Something extraordinary began happening in the United States in the mid- to late 1800s. Cradles began to go empty, and an unaccustomed hush fell over nurseries.
In almost every community, family size began to deflate and a social revolution began to swell up. This phenomenon, which began more than a century before the advent of the birth control pill, saw the average number of live births per woman drop from seven or eight in 1800 to slightly more than two today.
This decline changed the fabric of society throughout the 19th and 20th centuries and remains key to important social, economic, political and policy issues facing the United States.
Using uniquely processed census data and his own specialized skills, J. David Hacker, a demographic historian at Binghamton University, is revisiting and studying the early origins of this societal sea change. As he attempts to tease out the repercussions of this trend, he is also rewriting some important pages of history by helping to clarify the forces that fueled it.
Steven Ruggles, director of the Minnesota Population Center at the University of Minnesota, says Hacker’s work is causing historians “to rethink early American historical demography from the ground up.”
Hacker was tapped in 2006 for a five-year $674,000 grant from the National Institute of Child Health and Human Development. “In some ways I was the ideal candidate,” Hacker said. “They were looking for people interested in population topics including fertility decline, who perhaps came out of other disciplines, without formal training. I’m mostly self-trained and have a strong background in statistics and quantitative methods.”
Fertility decline is of interest from a historian’s standpoint for what it says about historical actors.
“It’s quite interesting when and why people began new, revolutionary behaviors,” Hacker said. “It says something about the changing status of women vis-à-vis men, industrialization, urbanization and the increasing cost of raising a child. It says something about individuals’ control over their own lives.”
From raising armies to growing the economy, almost every policy consideration one can think of is affected by population size and aging trends — both of which are linked to fertility rates.
Hacker’s project has two objectives that could affect policy debates influenced by the ebb in fertility rates. First, Hacker intends to describe American fertility decline in greater detail than previously possible. Second, he intends to explain that decline, and to shed light on the economic, social, cultural and geographic factors correlated with it.

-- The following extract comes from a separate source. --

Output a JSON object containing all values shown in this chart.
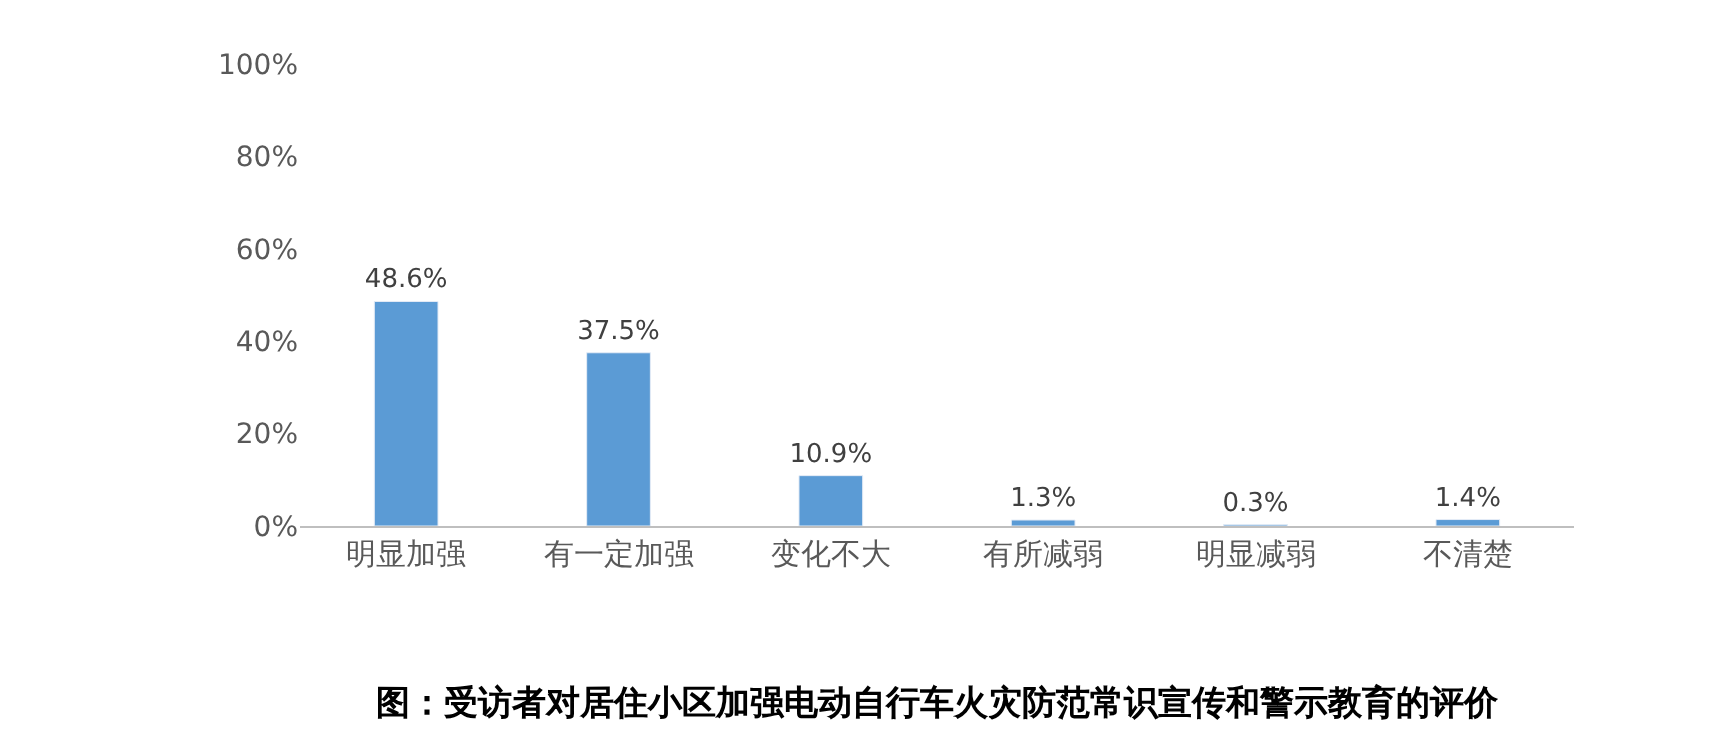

Today in the United States, the fertility rate hovers at about 2.1, very near to “replacement rate,” the rate at which every death is offset by the birth of a child who will survive to adulthood. Beyond this point, populations begin to decline and age rapidly. Couple that with a decline in mortality and the effects on the population can be staggering.
In the 19th century, for instance, half the U.S. population was 15 or younger. Today the median age is 32. By 2050, with the fertility rate at its current level of 2.1 births per woman, half of the population will be 39 or older. In the 1880s, life expectancy was about 40. By 1920, life expectancy had increased significantly, and, today, it hovers near 80.
While non-historians are likely surprised to learn that fertility decline precedes by more than 100 years the advent of the birth control pill, historians have long held that it began at the turn of the 19th century. Hacker’s research shows that the decline started in 1840. Debunking theories of American demographic exceptionalism, his work brings the timing of the U.S. fertility decline in line with that of most other industrializing countries.
“We’ve long known there has been a long-term decline in fertility in the United States,” Hacker said. “There’s been a great deal of research on it. It’s interesting to economic historians, social historians, women’s historians, historians of medicine. Everyone’s taken a shot at this research.”
But not everyone has had Hacker’s resources or abilities. Ruggles credits Hacker with the first major revision of 19th-century fertility estimates in nearly 40 years, the first national own-child estimates of marital fertility trends and differentials in the 19th century, and the first under-enumeration estimates for the period before 1880. Ruggles calls Hacker “the most important historical demographer of his generation.”
Hacker’s work would not have been possible even 10 years ago. The recent completion of a full set of microdata census samples spanning 1850 to the present is critically important to his work.
“What the microdata allows me to do is, rather than to look at these really aggregate county-level statistics, I look at the level of individual women, individual families, and correlate their individual child-bearing experiences with economic and social indicators,” Hacker said. “I can create a much better series of data and do a much better job of describing fertility decline.”